ERU benötigt in jedem Stadium eine adäquate Therapie und ist immer eine Überweisung zum Ophthalmologen wert*. Seit 30 Jahren bemühen sich diverse Forschungsgruppen in Deutschland und den USA um die genaue Ätiopathogenese bei ERU und den besten Therapieansatz. Es herrscht insbesondere Uneinigkeit darüber, ob bei ­einer durch Leptospiren ausgelösten ERU eine Vitrektomie notwendig ist. Man gelangt zunehmend zu der Erkenntnis, dass unterschiedliche Formen der ERU potenziell andere Ursachen haben könnten und sich die bestmögliche Therapie für jede Form unterscheiden kann. Für einen guten Überblick über aktuelle Therapieoptionen darf ich auf die Übersichtsarbeit „Medical and Surgical Management of Equine Recurrent Uveitis“ (McMullen & Fischer 2017) verweisen. An der Vetmeduni Vienna sind seit Jahren intra­vitreale Gentamicininjektionen (4 mg) unter Sedierung im Stehen die minimalinvasive Behandlungsoption der ersten Wahl, mit einem geringen Komplikationsrisiko bei zugleich circa 80 Prozent Rezidivfreiheit. Die Vitrektomie oder das suprachoroidale Ciclosporinimplantat werden erst bei Nichtansprechen vorgenommen. Egal, welche Therapie gewählt wird – Hauptsache, sie erfolgt frühzeitig vor irreversiblen Schäden!

Ein Plädoyer zum Schluss: Gerade die blinden und geschrumpften End-Stage-Augen (Abb. 3), bei denen es vermeintlich bereits „egal“ ist, stellen eine oft ­unerkannte Schmerzquelle dar, weil die chronischrezidivierende Entzündung ja weiterläuft. Wenn Geld eine Rolle spielt oder kein Augenspezialist zur Verfügung steht, kann diesen Pferden und ihren Besitzer*innen schon sehr geholfen werden, indem solch ein Auge enukleiert wird.
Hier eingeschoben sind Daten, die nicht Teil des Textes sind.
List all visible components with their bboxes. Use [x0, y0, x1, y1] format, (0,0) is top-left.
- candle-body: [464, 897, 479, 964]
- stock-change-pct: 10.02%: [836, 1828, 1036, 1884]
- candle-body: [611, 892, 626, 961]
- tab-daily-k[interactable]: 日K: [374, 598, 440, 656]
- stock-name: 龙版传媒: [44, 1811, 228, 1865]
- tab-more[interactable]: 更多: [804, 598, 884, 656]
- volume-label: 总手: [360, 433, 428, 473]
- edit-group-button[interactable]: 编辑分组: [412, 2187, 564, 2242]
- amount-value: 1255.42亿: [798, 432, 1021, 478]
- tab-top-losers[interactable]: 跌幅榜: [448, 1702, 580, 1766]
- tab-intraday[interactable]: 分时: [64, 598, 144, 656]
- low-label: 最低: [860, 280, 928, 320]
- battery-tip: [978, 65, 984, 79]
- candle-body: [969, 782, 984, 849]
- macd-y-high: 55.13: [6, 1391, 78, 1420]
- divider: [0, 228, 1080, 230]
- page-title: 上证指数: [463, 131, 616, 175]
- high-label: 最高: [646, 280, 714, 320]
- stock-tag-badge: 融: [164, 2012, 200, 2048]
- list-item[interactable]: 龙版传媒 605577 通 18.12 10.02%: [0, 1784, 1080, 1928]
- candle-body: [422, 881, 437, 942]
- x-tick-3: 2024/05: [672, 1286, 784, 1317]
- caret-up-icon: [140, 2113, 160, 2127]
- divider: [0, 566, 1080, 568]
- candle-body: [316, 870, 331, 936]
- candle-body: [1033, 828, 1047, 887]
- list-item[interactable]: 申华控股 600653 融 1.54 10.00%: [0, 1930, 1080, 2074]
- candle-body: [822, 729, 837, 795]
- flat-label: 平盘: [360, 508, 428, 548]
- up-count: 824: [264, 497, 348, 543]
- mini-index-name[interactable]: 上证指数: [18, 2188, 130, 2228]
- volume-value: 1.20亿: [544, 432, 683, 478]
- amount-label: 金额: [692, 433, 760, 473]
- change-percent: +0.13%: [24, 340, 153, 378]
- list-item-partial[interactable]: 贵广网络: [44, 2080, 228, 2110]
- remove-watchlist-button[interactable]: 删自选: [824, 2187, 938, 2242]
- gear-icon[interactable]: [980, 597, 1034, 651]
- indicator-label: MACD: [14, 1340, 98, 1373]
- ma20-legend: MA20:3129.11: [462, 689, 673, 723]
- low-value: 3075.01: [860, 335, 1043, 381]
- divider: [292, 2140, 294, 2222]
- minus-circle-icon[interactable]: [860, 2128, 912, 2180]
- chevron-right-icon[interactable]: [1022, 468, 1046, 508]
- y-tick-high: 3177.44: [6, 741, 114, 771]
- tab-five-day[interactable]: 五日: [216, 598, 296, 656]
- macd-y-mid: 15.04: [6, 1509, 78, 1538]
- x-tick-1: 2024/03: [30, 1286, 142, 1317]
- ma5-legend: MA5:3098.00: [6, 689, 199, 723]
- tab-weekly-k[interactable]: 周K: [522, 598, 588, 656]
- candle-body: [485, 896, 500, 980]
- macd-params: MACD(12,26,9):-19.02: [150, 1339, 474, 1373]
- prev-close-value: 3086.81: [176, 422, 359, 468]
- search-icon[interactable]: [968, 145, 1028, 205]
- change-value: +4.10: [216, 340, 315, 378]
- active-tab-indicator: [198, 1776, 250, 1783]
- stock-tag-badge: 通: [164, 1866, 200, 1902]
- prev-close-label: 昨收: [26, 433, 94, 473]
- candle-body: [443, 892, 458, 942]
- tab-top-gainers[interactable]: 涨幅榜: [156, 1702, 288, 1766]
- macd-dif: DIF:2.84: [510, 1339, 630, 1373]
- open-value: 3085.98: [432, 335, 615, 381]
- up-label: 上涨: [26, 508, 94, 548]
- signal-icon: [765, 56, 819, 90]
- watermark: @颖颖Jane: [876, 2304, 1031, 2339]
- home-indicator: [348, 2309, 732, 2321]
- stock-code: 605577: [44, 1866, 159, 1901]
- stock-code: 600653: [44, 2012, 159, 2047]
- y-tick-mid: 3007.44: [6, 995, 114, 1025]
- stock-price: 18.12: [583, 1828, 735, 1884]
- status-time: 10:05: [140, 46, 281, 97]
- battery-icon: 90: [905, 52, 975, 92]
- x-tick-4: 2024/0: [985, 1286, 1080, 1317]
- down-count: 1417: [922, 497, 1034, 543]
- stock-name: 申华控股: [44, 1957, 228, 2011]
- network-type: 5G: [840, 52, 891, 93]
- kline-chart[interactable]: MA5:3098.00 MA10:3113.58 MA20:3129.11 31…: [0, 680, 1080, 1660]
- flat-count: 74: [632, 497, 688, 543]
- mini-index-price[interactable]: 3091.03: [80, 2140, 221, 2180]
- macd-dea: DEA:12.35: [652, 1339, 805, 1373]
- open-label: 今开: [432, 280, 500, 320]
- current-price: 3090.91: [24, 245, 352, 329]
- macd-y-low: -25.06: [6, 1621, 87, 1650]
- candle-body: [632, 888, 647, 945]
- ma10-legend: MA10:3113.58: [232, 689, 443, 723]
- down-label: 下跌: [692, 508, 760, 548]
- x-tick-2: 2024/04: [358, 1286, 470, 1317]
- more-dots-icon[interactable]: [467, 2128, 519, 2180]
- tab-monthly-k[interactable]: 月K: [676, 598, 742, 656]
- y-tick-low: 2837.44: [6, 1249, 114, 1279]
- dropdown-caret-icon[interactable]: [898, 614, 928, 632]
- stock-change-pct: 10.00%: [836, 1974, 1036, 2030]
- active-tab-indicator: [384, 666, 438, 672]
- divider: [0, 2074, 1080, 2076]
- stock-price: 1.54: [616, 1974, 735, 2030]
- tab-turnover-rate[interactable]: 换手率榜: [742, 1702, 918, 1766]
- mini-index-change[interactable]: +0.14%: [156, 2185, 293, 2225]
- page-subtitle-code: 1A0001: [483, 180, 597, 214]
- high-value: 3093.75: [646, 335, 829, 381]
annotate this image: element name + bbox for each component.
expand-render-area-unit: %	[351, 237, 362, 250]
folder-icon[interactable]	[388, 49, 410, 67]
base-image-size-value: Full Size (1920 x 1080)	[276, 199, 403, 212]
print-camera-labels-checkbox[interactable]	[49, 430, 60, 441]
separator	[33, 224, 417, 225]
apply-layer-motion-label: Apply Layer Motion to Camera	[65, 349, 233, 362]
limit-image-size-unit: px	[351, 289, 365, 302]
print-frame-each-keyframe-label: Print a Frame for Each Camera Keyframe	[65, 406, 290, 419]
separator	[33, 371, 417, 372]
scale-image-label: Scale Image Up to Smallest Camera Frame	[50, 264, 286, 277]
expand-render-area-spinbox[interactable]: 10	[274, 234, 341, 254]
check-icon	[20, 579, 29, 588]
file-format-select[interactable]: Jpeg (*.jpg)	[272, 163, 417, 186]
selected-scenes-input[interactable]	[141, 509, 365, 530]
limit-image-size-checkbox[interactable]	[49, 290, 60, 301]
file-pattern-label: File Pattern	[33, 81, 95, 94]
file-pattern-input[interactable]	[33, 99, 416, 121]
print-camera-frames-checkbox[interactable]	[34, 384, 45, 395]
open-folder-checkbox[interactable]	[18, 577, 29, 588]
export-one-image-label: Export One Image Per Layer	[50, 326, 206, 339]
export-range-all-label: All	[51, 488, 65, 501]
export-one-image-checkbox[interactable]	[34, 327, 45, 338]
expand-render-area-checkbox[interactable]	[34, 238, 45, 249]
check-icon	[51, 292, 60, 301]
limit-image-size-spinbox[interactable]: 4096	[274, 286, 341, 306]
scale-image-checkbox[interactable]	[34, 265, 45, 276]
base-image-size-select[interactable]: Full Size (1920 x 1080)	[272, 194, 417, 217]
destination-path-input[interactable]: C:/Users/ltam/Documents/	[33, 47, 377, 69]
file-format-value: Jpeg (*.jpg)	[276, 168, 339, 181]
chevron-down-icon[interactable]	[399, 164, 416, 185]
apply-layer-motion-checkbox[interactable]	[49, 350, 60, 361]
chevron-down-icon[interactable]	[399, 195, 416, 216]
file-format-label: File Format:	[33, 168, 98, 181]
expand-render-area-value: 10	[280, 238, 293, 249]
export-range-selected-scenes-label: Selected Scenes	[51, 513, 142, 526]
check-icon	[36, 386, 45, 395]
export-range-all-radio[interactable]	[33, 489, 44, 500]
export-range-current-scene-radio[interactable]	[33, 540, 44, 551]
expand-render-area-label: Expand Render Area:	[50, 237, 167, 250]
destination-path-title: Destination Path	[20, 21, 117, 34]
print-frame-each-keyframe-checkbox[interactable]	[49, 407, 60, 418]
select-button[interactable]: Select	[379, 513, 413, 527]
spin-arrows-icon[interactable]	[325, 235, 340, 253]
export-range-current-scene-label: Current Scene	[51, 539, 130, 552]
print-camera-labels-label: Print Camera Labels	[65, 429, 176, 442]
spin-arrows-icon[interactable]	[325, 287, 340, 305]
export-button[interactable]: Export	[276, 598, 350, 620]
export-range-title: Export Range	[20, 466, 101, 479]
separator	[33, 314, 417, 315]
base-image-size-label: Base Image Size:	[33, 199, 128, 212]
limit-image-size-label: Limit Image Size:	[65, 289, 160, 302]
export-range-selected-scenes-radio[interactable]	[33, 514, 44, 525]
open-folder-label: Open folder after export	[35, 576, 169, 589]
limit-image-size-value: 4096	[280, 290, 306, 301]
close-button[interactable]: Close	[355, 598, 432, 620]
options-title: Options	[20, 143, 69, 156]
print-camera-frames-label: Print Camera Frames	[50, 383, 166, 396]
Dann hat der Spuk ein Ende – sofern das andere Auge nicht auch betroffen ist …

* Auf der Website des Arbeitskreises Veterinärophthalmologie Österreich (AKVO) sind die Mitglieder inklusive aller in Österreich praktizierenden Diplomates des European College of Veterinary Ophthalmology (ECVO) nach Bundesländern aufgelistet. Zusätzlich gibt es weitere ophthalmologisch erfahrene Kolleg*innen, die auf Empfehlung oder im Internet gefunden werden können.